It’s that time of year. Let’s do this!
Yee Olde Merry Basket of Preserves: A basket or box (tip: I look for good quality ones at thrift stores throughout the year), some tissue paper, a few jars of dried herbs and fruit, pickles, jam, ketchup, etc and you’ve got yourself a gift that anyone who eats food (as-in all of us) will enjoy. I give some version of this gift so often that some friends just flat out tell me what they want ahead of time. This is fine by me as it saves the guesswork.
Homemade Herbal Salts: Add a small jar of one or more of these to a basket of preserves and you’re good to go. You can also do up a variety of herbal salts and give them as a kit along with a salt cellar or without). Try your hand at: Lavender Sea Salt (you might also try pairing a jar with some of the suggestions in the post such as chocolate) and Salamoia Bolognese.
Hand-carved Artisanal Wood Spoons: Last week I purchased the following two knives online with the expressed purpose of whittling myself up some wooden spoons this winter: Morakniv Wood Carving Knife 120 (for general carving) and Morakniv 164 Hook Knife (for carving the bowl). I’ve already revealed to friends that if all goes well they can expect one for the Holidays. Wooden spoons for everyone! What I can’t promise is that they will be functional. Or pretty. Or well-crafted. Should my spoon-making attempts go south, I have a backup plan that involves creating amorphous shapes with a hole dug into the centre. Tiny salt cellars! I’m starting to think that a set of these leather finger guards may be in order to protect against potential deadly knife mishaps. Here are a few spoon carving tutorials to get you started: 1. from Mother Earth News 2. from Tardigrade, a bushcraft company.
Herbal Bath Tea: It’s been a few years since I’ve made these and I think its start to get back into the habit. It’s a great way to use up a bounty of herbs from the garden. Many gardeners have expressed how well their herbs grew this year so I would bet that you have a nice stock to start with. Minimal skill with a sewing machine is all that is required.
Lavender and Honey Caramels: These were a huge hit last year. They’re also a fantastic last minute option.

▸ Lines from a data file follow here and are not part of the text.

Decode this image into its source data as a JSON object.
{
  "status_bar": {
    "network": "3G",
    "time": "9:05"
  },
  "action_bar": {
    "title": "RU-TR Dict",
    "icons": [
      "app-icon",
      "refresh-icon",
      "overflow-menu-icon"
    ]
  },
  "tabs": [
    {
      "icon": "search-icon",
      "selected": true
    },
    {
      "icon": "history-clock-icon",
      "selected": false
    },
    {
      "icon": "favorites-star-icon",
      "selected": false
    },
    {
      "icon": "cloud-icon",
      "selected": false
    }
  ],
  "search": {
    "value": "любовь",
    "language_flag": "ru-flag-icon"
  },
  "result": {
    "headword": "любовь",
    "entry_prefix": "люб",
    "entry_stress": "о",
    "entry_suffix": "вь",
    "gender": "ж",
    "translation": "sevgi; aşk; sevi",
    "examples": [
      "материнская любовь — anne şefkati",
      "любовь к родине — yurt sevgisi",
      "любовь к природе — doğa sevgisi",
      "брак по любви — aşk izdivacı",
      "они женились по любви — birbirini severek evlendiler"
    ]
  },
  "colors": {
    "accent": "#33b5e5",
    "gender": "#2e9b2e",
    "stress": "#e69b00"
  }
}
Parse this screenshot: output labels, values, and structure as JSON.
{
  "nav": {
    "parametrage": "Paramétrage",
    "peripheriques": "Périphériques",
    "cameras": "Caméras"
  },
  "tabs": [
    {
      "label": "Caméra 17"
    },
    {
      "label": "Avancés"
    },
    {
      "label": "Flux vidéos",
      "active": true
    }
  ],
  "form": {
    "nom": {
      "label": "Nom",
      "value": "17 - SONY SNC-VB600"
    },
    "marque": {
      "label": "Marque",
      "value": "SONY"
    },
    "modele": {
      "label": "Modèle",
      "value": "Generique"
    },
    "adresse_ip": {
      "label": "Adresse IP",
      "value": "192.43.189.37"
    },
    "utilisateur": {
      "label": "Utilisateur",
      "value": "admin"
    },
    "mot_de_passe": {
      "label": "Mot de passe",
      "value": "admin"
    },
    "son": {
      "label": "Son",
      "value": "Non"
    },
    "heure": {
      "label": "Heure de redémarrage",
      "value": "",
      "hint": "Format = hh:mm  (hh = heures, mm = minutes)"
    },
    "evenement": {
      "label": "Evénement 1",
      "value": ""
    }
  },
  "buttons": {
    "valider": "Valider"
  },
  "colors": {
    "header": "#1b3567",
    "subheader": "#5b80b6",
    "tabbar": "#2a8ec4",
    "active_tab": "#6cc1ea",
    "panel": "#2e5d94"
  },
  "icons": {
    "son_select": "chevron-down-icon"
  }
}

Dianthus Infused Vodka: Did you make up a batch this summer? Well, now you’ve got an easy gift that is practically ready to go! If you didn’t, there are plenty of other ideas in my book Easy Growing that use ingredients that are available year round. There is still enough time remaining to start a batch!
Kombucha or Kombucha Brewing Kit: One year I made up bottles of kombucha for some friends who are really crazy about the stuff, but are not into the hassle of brewing their own. If you know someone who would like to make their own at home, a kombucha kit would make an excellent gift. Package up a piece of scoby (how to make one is here) along with a big glass brewing jar, a box of black tea, a plastic strainer, a plastic funnel, and a glass bottle with a gasket lid. Handwritten directions would be nice, too. Make sure to package the scoby directly before giving the gift. I’ve done this a few times and all I do is put it in a Ziploc baggie with about a half cup of starter liquid.
Homegrown Seed Set: Did you save seeds from tomatoes or other garden produce and flowers this year? Package them up in handmade or personally designed envelopes and give the gift of next year’s garden.